Chi-squared goodness-of-fit test whether the data follows binomial distribution

Question

The number of boys in 500 families with 5 children is investigated. There were 20 families with no boy, 75 with 1, 145 with 2, 140 with 3, 85 with 4, and 35 with 5 boys. Decide (with level of significance α = 0.05) whether the number of boys in a 5-children family follows binomial distribution.

For testing that the data has a binomial distribution using Pearson's chi-squared test: Let X be the number of boys with probability of getting boy $p$ . I want to test $B(5,p)$ is a reasonable model for the distribution of X. The sample mean is 2.6. After this I get stuck.

I was wondering if someone can help me? Thanks!

Answer 1

Perhaps it is time for a more complete answer.

You have values $x = (0,1,2,3,4,5)$ with corresponding observed frequencies $f = (20,75,145,140,85,35),$ totaling $m = \sum_x f_x = 500.$ Relative frequencies are $r_x = f_x/m.$

Thus the sample mean is $\bar X = \sum_x xr_x = 2.6,$ which is the estimate of the binomial mean $\mu = n\theta,$ where $n = 5$ is the number of independent trials and $\theta$ is the success probability. Because the estimated mean is $\bar X = \hat \mu = n\hat \theta = 2.6,$ we have $\hat \theta = 2.6/5 = 0.52.$

x = 0:5; f = c(20,75,145,140,85,35) 
sum(f) 
## 500 
r = f/sum(f);  sum(x*f)/500 
## 2.6 
p = 2.6/5;  p 
## 0.52 

Our null hypothesis is that the distribution $Binom(5, 0.52)$ is an appropriate model for the number of successes. Under this distribution the probabilities $p_x$ of the values $x$ are given as pdf in the R output below. Under this binomial model, the expected frequencies $E_x = 500p_x,$ also shown below.

pdf = dbinom(x, 5, .52);  E = 500*pdf
cbind(x, f, r, pdf, E)
##     x   f    r       pdf         E
##     0  20 0.04 0.0254804  12.74020
##     1  75 0.15 0.1380188  69.00941
##     2 145 0.29 0.2990408 149.52038
##     3 140 0.28 0.3239608 161.98042
##     4  85 0.17 0.1754788  87.73939
##     5  35 0.07 0.0380204  19.01020

The chi-squared goodness-of-fit (GOF) statistic is $$Q = \sum_x \frac{(f_x - E_x)^2}{E_x},$$ which is approximately distributed as $Chisq(df = 6-2).$ The approximation is valid because all of the $E_x > 5.$ If we had been given the specific binomial parameters $n$ and $\theta,$ the degrees of freedom would have been $6 - 1,$ but we have estimated one parameter $\theta$ so $df = 6-2 = 4.$

Good agreement ('fit') between the observed frequencies $f_x$ and the expected frequencies $E_x$ gives small values of $Q.$ (Very unlikely perfect agreement would give $Q = 0.$) We reject the model $Binom(5, 0.52)$ for large values of $Q$.

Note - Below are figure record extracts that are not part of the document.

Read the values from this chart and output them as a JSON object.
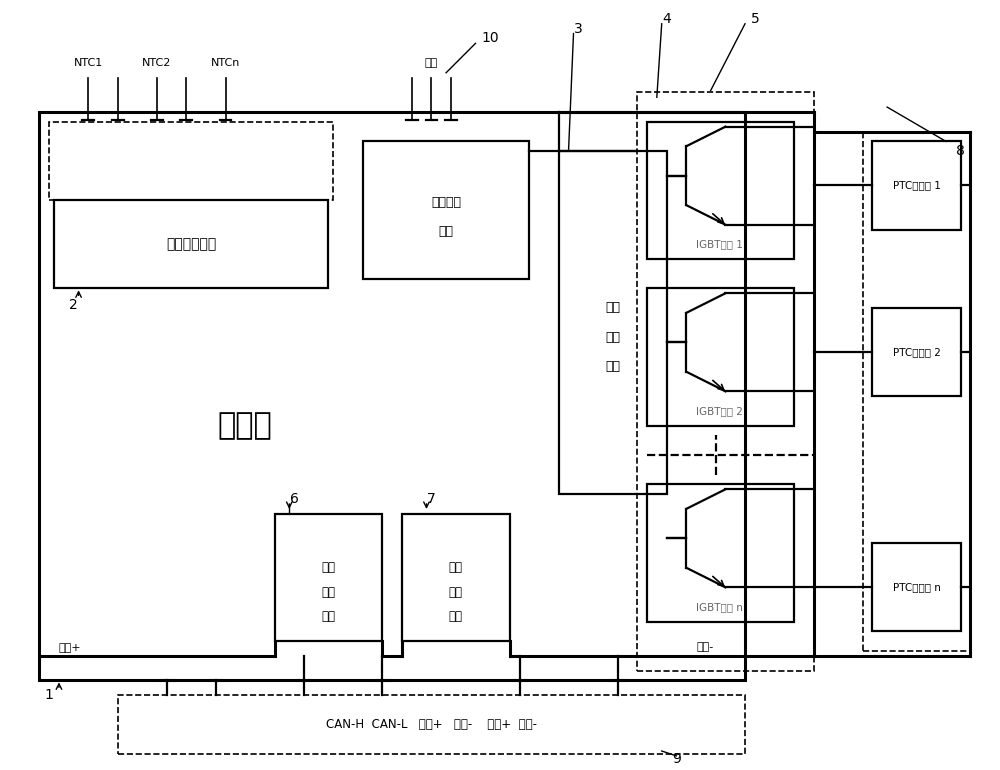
{
  "fig_width": 10.0,
  "fig_height": 7.7,
  "dpi": 100,
  "bg_color": "#ffffff",
  "line_color": "#000000",
  "labels": {
    "controller": "控制器",
    "temp_module": "温度采集模块",
    "insulation_line1": "绝缘检测",
    "insulation_line2": "模块",
    "switch_line1": "开关",
    "switch_line2": "驱动",
    "switch_line3": "模块",
    "voltage_line1": "电压",
    "voltage_line2": "采集",
    "voltage_line3": "模块",
    "current_line1": "电流",
    "current_line2": "采集",
    "current_line3": "模块",
    "igbt1": "IGBT模块 1",
    "igbt2": "IGBT模块 2",
    "igbtn": "IGBT模块 n",
    "ptc1": "PTC发热芯 1",
    "ptc2": "PTC发热芯 2",
    "ptcn": "PTC发热芯 n",
    "high_plus": "高压+",
    "high_minus": "高压-",
    "connector": "CAN-H  CAN-L   低压+   低压-    高压+  高压-",
    "ground": "地线",
    "ntc1": "NTC1",
    "ntc2": "NTC2",
    "ntcn": "NTCn",
    "label1": "1",
    "label2": "2",
    "label3": "3",
    "label4": "4",
    "label5": "5",
    "label6": "6",
    "label7": "7",
    "label8": "8",
    "label9": "9",
    "label10": "10"
  }
}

The 95th percentile of $Chisq(df = 4)$ is 9.49, so we reject at the 5% level of significance if $Q > 9.49.$ For our data, the value of the test statistic is $Q = 21.31$, so we reject the model as unreasonable at the 5% level. The P-value 0.0003 is the probability $P(Q > 21.31),$ if the true distribution were $Q \sim Chisq(df = 4).$ The chances of seeing the observed frequencies $f_x$ if the true model where $Binom(5, 0.52)$ are very small. [Looking at the earlier table, we see one major discrepancy is that we have many fewer (140) than the expected number (161.98) of families with three boys.]

Q = sum((f-E)^2/E); Q 
## 21.31109 
qchisq(.95, 6-2) 
## 9.487729
1 - pchisq(21.3, 4)
## 0.0002761148

One way to visualize the poor fit is to compare the probabilities $p_x$ (bars) from the hypothetical model with the relative frequencies ($\times$'s) $r_x$ actually observed. But such graphical comparisons do not reveal the total number of cases observed, and so they should only be viewed along with results from formal GOF tests.

Answer 2

Basically, you want to calculate the expected number in each category assuming that the distribution is binomial. Then the test statistic $\chi^2$ is based on the sum of square differences between the expected numbers ($E_i$) and the actual ones ($O_i$). See this description.